Feds Want To Lower Legal Blood Alcohol Limit for Drivers

The point of my anecdotal evidence is that what, 15% of drivers admitted to driving drunk once in the last month? Trust me, if they admitted it, they drove a lot more often than just the once, drunk. Ten thousand some odd deaths a year? There are literally millions of people driving drunk daily. There are probably millions of people who drive drunk almost daily. It is absurd to have checkpoints and task forces and campaigns against it. The best drivers I've known are drunks. They drink daily. And sure enough they have averted accidents that would have been caused by drivers who probably weren't drunk, just couldn't drive for shit. If they had not been so lucky and actually crashed into the person who randomly pulled out, they would have caught the blame.

How many of the 10,000 DUI related deaths yearly are like this? Not the driver who was drinking's fault? They couldn't begin to tell me. The law is absurd. It is meant as a means to stop whoever they want. And somehow, the worthless Supreme Court has set precedents allowing for rights to be stripped in 'the interest of public safety.' You wouldn't even want to think how slippery that really is.
 
Last edited:
I'm not as radically anti-drunk driving laws as some of you. Even though I don't believe the government has any right to own the roads, I still think that while they are usurping control from the people they do have a right to set certain restrictions on the use of same property rather than crushing the victims even more by making no regulations and therefore making the roads unusable. Much like Stephan Kinsella does. I also do not think banning driving while drunk is necessarily an unreasonable limitation, I think certain methods of enforcement (Random stops) are an unreasonable limitation, but just driving drunk? Yeah, I can understand a law against that for the safety of other drivers. Again, I'd rather the free market control the roads and set the rules, but if government is already usurping control, I don't think setting safety rules is any MORE unlibertarian than the fact that the government already, you know, controls the roads.

I also don't know scientifically what limitations would be reasonable and what would not, although obviously any attempt to get alcohol impaired deaths to ZERO is a mindlessly idealistic goal.

All that said, this is still completely, 100% a STATE issue.

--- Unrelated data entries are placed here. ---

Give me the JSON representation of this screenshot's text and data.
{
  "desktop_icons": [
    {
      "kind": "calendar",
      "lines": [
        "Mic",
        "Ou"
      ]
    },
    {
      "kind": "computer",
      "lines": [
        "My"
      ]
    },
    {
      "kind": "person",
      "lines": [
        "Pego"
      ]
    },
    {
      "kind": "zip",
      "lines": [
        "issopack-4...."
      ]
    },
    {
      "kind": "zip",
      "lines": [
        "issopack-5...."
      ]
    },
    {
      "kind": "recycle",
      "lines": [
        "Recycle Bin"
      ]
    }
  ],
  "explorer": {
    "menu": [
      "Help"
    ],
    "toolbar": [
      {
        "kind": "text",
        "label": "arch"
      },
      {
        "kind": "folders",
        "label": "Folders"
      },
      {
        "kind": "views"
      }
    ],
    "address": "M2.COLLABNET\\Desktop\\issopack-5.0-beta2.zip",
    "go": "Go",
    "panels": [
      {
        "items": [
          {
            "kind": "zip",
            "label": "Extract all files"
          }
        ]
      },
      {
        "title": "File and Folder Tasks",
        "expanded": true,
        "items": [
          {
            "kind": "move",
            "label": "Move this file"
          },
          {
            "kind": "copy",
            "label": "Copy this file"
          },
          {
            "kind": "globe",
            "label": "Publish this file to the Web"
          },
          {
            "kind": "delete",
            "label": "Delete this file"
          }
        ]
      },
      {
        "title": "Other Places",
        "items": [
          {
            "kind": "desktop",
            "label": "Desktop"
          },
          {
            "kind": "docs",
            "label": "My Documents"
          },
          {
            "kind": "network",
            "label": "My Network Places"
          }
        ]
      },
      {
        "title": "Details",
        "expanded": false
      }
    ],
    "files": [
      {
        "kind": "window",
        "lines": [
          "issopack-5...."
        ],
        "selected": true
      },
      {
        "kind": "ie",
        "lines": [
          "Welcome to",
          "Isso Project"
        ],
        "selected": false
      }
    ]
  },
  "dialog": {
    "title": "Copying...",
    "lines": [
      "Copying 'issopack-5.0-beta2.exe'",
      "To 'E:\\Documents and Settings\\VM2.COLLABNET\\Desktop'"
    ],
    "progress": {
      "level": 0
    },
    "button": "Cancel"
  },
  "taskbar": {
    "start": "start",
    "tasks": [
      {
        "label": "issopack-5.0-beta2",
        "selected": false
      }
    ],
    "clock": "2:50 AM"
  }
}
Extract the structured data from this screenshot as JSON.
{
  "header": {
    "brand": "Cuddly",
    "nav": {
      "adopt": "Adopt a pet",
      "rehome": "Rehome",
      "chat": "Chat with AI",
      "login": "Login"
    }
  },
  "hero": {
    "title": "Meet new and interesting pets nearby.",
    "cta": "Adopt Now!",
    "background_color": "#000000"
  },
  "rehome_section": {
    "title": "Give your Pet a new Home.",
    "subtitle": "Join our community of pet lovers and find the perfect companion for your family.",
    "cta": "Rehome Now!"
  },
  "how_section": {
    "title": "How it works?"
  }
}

That the Feds think they have any right to do anything beyond asking nicely (I guess they could do that under the 1st amendment) is ridiculous.
 
They just want to make sure their prisons stay full
I know of towns whose sole revenue stems from traffic stops and DUIs. The courts, lawyers, correctional officers, cops, insurance companies etc. make good money.

Phil posted a story of the female cop who won Highway Patrolman of the Year. What did she have Phil, 300 DUIs?
 
They just want to make sure their prisons stay full

DWI's don't fill "prisons", but they sure as hell fill jails, lawyers/judges and cops coffers...Let alone all of the axillary industries surrounding punishment/treatment...
 
@FreedomFanatic - A .05 BAC threshold is basically two glasses of wine; for a smaller person, one glass would do it. This is effectively making ANY alcohol consumption before driving illegal.
 
DWI's don't fill "prisons", but they sure as hell fill jails, lawyers/judges and cops coffers...Let alone all of the axillary industries surrounding punishment/treatment...

So it's win-win-win for the regimists then. The neo-Puritans and neo-prohibitionists gain more control, desperate states get more cash, and it benefits the special interests also.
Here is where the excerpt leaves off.